Dans "L'Arabe du futur 5", Riad Sattouf rend hommage aux enseignants

·3 min de lecture

Dans "L'Arabe du futur 5" à paraître jeudi, l'auteur de bande dessinée franco-syrien Riad Sattouf rend notamment hommage aux enseignants qui "sauvent la société et la République française chaque jour".

Riad Sattouf, l'auteur de bande dessinée, sort un nouvel opus de sa célèbre série "L'Arabe du futur". Dans cette cinquième version, l’auteur raconte la naissance de sa vocation et rend hommage aux enseignants qui ont cru en lui et qui, dit-il, "sauvent la société et la République française chaque jour".

Il se souvient notamment d'une professeure d'arts plastiques de 3e à Rennes, qui avait perçu ses aptitudes. "Je garde un bon souvenir de beaucoup de mes profs, même ceux qui étaient désagréables. Dans mon école syrienne, les professeurs nous apprenaient à lire et écrire, mais les enfants étaient dressés. En France, ils élevaient leurs élèves. Enseignant, c'est vraiment le métier le plus dur, le moins considéré et pourtant le plus essentiel", estime l'auteur franco-syrien à l'AFP.

Adolescence

"On ne se rend pas compte de la difficulté que c'est de se retrouver face à des collégiens, des lycéens. Ce sont eux, les profs, qui sauvent la société et la République française chaque jour", ajoute-t-il.

Dans ce cinquième et avant-dernier volet de son récit autobiographique, qui sort jeudi, Riad Sattouf raconte les années 1992-1994, où les ados écoutent Nirvana et portent les premières Adidas Torsion.

Lui est perturbé par ce qu'il appelle le "coup d'État" de son père. Ses professeurs ne le trouvent pas toujours attentif en cours.

"Certains d'entre eux pouvaient être sceptiques face à l'élève que j'étais. Ils avaient souvent raison ! Je me souviens de l'un d'eux qui me disait avec une grosse voix : Sattouf, vous avez des facilités, mais vous savez ce qui arrive à ceux qui en ont et qui ne travaillent pas ? Ils finissent par se casser la gueule", explique-t-il.

"Jamais souffert de racisme"

L'un des ressorts comiques repose justement sur le fait que, malgré son nom, l'adolescent, de mère bretonne, n'est pas perçu comme arabe. Quand il se fait agresser dans la rue par trois jeunes hommes avec "des têtes de Bretons", mais un "chef qui avait l'air, lui, d'origine arabe", il n'arrive pas à leur faire croire qu'il est syrien. Plus tard, il avoue : "Je craignais les personnes d'origine arabe".

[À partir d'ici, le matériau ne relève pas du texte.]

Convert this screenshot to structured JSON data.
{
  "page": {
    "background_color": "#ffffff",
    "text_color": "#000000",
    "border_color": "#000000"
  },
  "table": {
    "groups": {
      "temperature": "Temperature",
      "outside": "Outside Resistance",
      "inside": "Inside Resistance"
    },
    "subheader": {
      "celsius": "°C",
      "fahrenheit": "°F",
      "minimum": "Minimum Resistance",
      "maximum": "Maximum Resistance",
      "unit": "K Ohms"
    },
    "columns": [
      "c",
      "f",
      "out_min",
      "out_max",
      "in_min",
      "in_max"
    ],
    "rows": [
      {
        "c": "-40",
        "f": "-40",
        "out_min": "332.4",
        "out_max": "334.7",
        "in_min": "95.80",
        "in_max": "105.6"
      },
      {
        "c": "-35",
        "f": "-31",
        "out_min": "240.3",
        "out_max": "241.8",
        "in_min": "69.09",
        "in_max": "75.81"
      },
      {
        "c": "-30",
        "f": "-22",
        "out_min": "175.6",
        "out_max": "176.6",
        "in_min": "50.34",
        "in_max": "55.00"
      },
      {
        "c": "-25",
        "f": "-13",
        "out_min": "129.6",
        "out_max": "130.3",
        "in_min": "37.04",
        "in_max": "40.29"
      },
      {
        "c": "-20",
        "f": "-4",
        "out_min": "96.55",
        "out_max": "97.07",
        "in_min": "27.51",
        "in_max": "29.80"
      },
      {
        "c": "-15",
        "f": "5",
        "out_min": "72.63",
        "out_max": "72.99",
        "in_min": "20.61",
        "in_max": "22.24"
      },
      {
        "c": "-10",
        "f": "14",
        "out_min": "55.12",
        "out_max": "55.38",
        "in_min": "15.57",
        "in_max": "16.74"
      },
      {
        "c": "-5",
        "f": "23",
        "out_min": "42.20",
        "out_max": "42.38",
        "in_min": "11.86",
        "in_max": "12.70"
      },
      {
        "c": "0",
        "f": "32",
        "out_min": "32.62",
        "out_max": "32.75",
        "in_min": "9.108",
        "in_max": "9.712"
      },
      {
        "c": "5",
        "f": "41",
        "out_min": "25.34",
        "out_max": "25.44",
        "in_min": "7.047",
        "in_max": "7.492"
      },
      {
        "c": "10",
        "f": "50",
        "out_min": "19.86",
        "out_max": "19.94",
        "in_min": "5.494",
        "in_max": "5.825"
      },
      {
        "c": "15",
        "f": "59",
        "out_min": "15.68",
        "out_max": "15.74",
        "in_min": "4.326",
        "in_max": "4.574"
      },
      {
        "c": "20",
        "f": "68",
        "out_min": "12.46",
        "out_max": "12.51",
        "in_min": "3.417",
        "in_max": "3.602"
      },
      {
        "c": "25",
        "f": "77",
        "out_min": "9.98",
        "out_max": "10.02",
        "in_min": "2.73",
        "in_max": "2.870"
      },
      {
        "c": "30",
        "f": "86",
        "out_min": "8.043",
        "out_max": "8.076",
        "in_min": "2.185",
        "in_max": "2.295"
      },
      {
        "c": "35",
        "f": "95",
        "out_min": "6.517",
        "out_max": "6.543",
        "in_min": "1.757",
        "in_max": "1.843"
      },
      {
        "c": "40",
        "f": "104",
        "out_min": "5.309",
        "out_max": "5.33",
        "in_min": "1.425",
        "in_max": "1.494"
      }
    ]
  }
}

"Internet n'existait pas, et le monde était plus mystérieux, plus grand, qu'il ne l'est aujourd'hui. Les informations venaient du journal télévisé, de la radio, de la presse. Et quand je disais que j'étais syrien, les gens ne savaient pas ce que c'était la Syrie, ni ce qui s'y passait, ni même que c'était un pays arabe", se souvient le dessinateur âgé de 42 ans.

Les différences semblent invisibles aux collégiens de cette époque. Et les tensions autour de l'islam n'existent pas.

"Personnellement je n'ai jamais souffert de racisme en France, je n'ai jamais été empêché dans ma progression à cause de mes origines. Ça n'allait pas au-delà des moqueries sur mon nom", souligne l'auteur.

Engagé

Son engagement pour la liberté d'expression se traduit par une collaboration avec Reporters sans frontières (RSF) pour son album annuel. Ces "100 dessins pour la liberté de la presse" retracent son parcours.

"J'ai été extrêmement honoré que Reporters sans frontières me contacte pour faire cet album. Il y a les dessins, mais il y a aussi le récit d'une carrière", annonce Riad Sattouf.

Selon son éditeur, "L'Arabe du futur" cumule 2 millions d'exemplaires en France depuis 2014. Il a été traduit en 22 langues... Mais toujours pas l'arabe.

Riad Sattouf, enfin, illustre la couverture de "13 à table", recueil de nouvelles inédites de 13 écrivains au profit des Restos du Cœur, qui sort également jeudi.